The praise Shadows of Mordor’s Nemesis system.
Without the Nemesis system, Monolith Production’s game would have been a ho-hum open world Lord of the Rings game — a collectathon with directed story quests. It would have been an Assassin’s Creed clone.
The Nemesis system was born out of necessity. The orcs were an endless horde that would always fill in its ranks with up and coming members. Only the strong will ascend and that’s exactly how the power structure in Shadow of Mordor works. When I took out a ranking officer, some other low level orc was promoted to succeed the fallen officer. Fortunately, I was able to choose who took over by influencing “Power Struggles” between rivaling orcs.
Each orc had its own name, characteristics and personality. They could be more defensive oriented, immune to ranged attacks or fearful of certain things like fire. These characteristics should, in theory, have changed the way I approached each battle but I was able to brute force my way through without much fuss. And eventually, I was simply too able for the orcs to handle and their strengths and weaknesses were made moot. I wish they introduced additional weaknesses and resistances to counteract my ever expanding abilities.
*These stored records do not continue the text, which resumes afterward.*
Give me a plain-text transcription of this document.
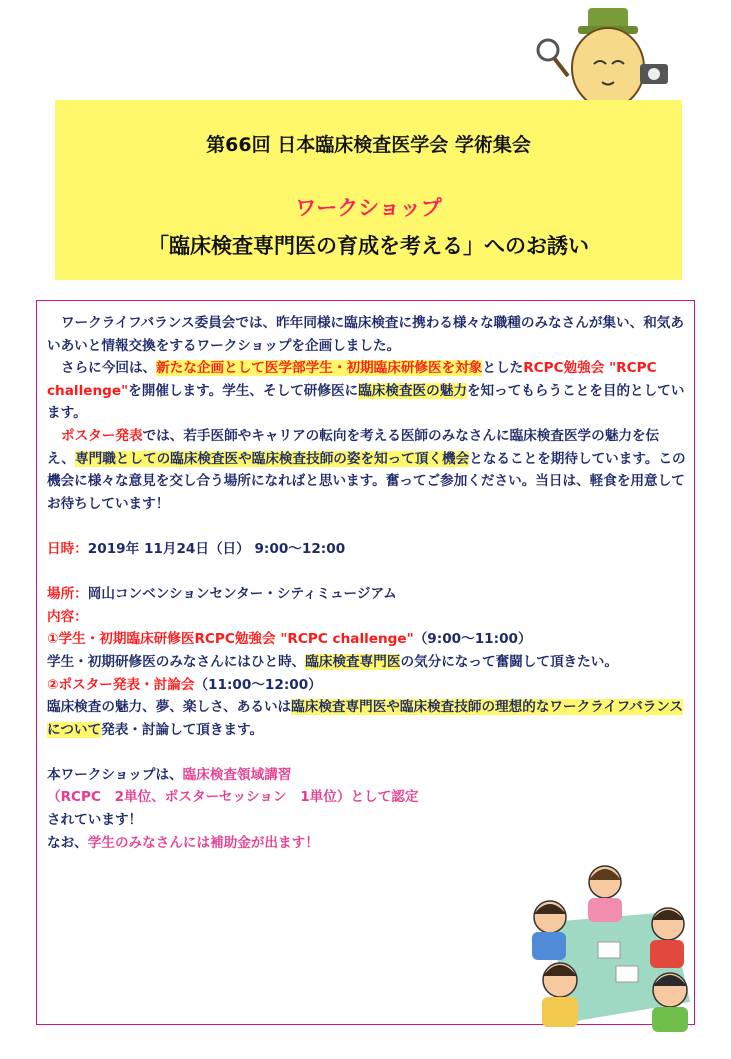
第66回 日本臨床検査医学会 学術集会
ワークショップ
「臨床検査専門医の育成を考える」へのお誘い

ワークライフバランス委員会では、昨年同様に臨床検査に携わる様々な職種のみなさんが集い、和気あいあいと情報交換をするワークショップを企画しました。

さらに今回は、新たな企画として医学部学生・初期臨床研修医を対象としたRCPC勉強会 "RCPC challenge"を開催します。学生、そして研修医に臨床検査医の魅力を知ってもらうことを目的としています。

ポスター発表では、若手医師やキャリアの転向を考える医師のみなさんに臨床検査医学の魅力を伝え、専門職としての臨床検査医や臨床検査技師の姿を知って頂く機会となることを期待しています。この機会に様々な意見を交し合う場所になればと思います。奮ってご参加ください。当日は、軽食を用意してお待ちしています！

日時：2019年 11月24日（日） 9:00～12:00

場所：岡山コンベンションセンター・シティミュージアム

内容：

①学生・初期臨床研修医RCPC勉強会 "RCPC challenge"（9:00～11:00）

学生・初期研修医のみなさんにはひと時、臨床検査専門医の気分になって奮闘して頂きたい。

②ポスター発表・討論会（11:00～12:00）

臨床検査の魅力、夢、楽しさ、あるいは臨床検査専門医や臨床検査技師の理想的なワークライフバランスについて発表・討論して頂きます。

本ワークショップは、臨床検査領域講習

（RCPC　2単位、ポスターセッション　1単位）として認定

されています！

なお、学生のみなさんには補助金が出ます！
Trophies made Shadow of Mordor a better game. I loved how those mini-objectives guided me into manipulating the orc power structure. One Trophy tasked me to mind control five bodyguards, get them assigned to one warchief and then have them turn on the warchief during battle. It’s a interesting system that I wish they explored more of.
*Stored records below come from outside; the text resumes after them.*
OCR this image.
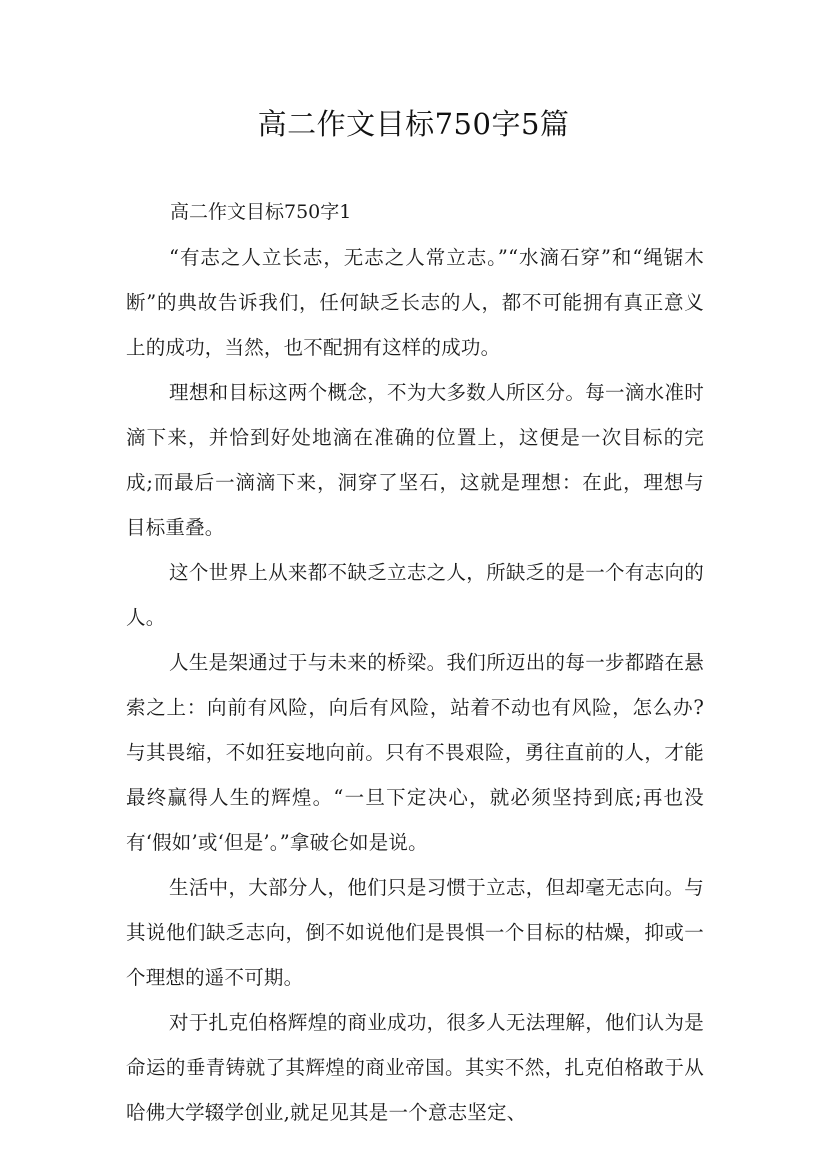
高二作文目标750字5篇
高二作文目标750字1

“有志之人立长志，无志之人常立志。”“水滴石穿”和“绳锯木断”的典故告诉我们，任何缺乏长志的人，都不可能拥有真正意义上的成功，当然，也不配拥有这样的成功。

理想和目标这两个概念，不为大多数人所区分。每一滴水准时滴下来，并恰到好处地滴在准确的位置上，这便是一次目标的完成;而最后一滴滴下来，洞穿了坚石，这就是理想：在此，理想与目标重叠。

这个世界上从来都不缺乏立志之人，所缺乏的是一个有志向的人。

人生是架通过于与未来的桥梁。我们所迈出的每一步都踏在悬索之上：向前有风险，向后有风险，站着不动也有风险，怎么办?与其畏缩，不如狂妄地向前。只有不畏艰险，勇往直前的人，才能最终赢得人生的辉煌。“一旦下定决心，就必须坚持到底;再也没有‘假如’或‘但是’。”拿破仑如是说。

生活中，大部分人，他们只是习惯于立志，但却毫无志向。与其说他们缺乏志向，倒不如说他们是畏惧一个目标的枯燥，抑或一个理想的遥不可期。

对于扎克伯格辉煌的商业成功，很多人无法理解，他们认为是命运的垂青铸就了其辉煌的商业帝国。其实不然，扎克伯格敢于从哈佛大学辍学创业,就足见其是一个意志坚定、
Talion was brutal towards the orcs. When he didn’t thrust swords and daggers into the face of orcs, he sliced their heads clean off their shoulders. (Did you know orcs were made out of dark goop?) I found some of Talion’s actions stylish but it paled in comparison to Batman’s craftiness with his fists. It was heads and shoulders better than Ubisoft’s efforts though.
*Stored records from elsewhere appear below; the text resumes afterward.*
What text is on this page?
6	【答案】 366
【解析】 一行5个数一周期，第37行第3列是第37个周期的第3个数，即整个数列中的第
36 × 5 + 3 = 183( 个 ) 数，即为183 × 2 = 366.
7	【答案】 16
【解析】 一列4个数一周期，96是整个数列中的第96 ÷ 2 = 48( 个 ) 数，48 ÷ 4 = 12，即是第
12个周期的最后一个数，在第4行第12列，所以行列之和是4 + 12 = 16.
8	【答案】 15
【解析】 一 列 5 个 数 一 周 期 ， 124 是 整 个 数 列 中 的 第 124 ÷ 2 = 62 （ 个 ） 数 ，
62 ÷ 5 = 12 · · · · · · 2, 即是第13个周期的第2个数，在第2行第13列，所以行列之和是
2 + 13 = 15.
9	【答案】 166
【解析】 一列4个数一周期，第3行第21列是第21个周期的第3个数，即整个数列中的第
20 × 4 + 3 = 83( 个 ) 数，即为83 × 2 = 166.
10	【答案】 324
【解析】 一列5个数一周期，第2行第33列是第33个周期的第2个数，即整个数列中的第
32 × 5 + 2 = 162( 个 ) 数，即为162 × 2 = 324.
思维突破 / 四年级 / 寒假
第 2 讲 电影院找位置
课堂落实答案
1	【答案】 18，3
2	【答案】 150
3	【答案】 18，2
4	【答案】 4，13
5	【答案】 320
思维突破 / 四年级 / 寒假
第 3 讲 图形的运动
The story missions involved following characters and their instructions. I was baffled by the fact that these missions were still prevalent well into the latter stages of the main story thread. I didn’t care for Talion or the people he was interacting with. I was willing to collect artifacts and other junk in order to expand Talion’s potency on the battlefield but I wasn’t willing to explore the lore behind each collectible. I just didn’t care for it.
Monolith Productions created a fun game to play but the trappings and source material didn’t resonate with me whatsoever. On one hand, here was a game that made jumping over boulders in an open world a game in itself. While on the other hand, this was a game that tried its darnedest to leverage its source material with visions of rings, fictional languages and bewildering appearances of Gollum. The Nemesis pushed it above mediocrity. It was a memorable system that went beyond the disconnected meta games that other open world games tried to include before. The Nemesis system responded to the player and more personal than anything else they scripted.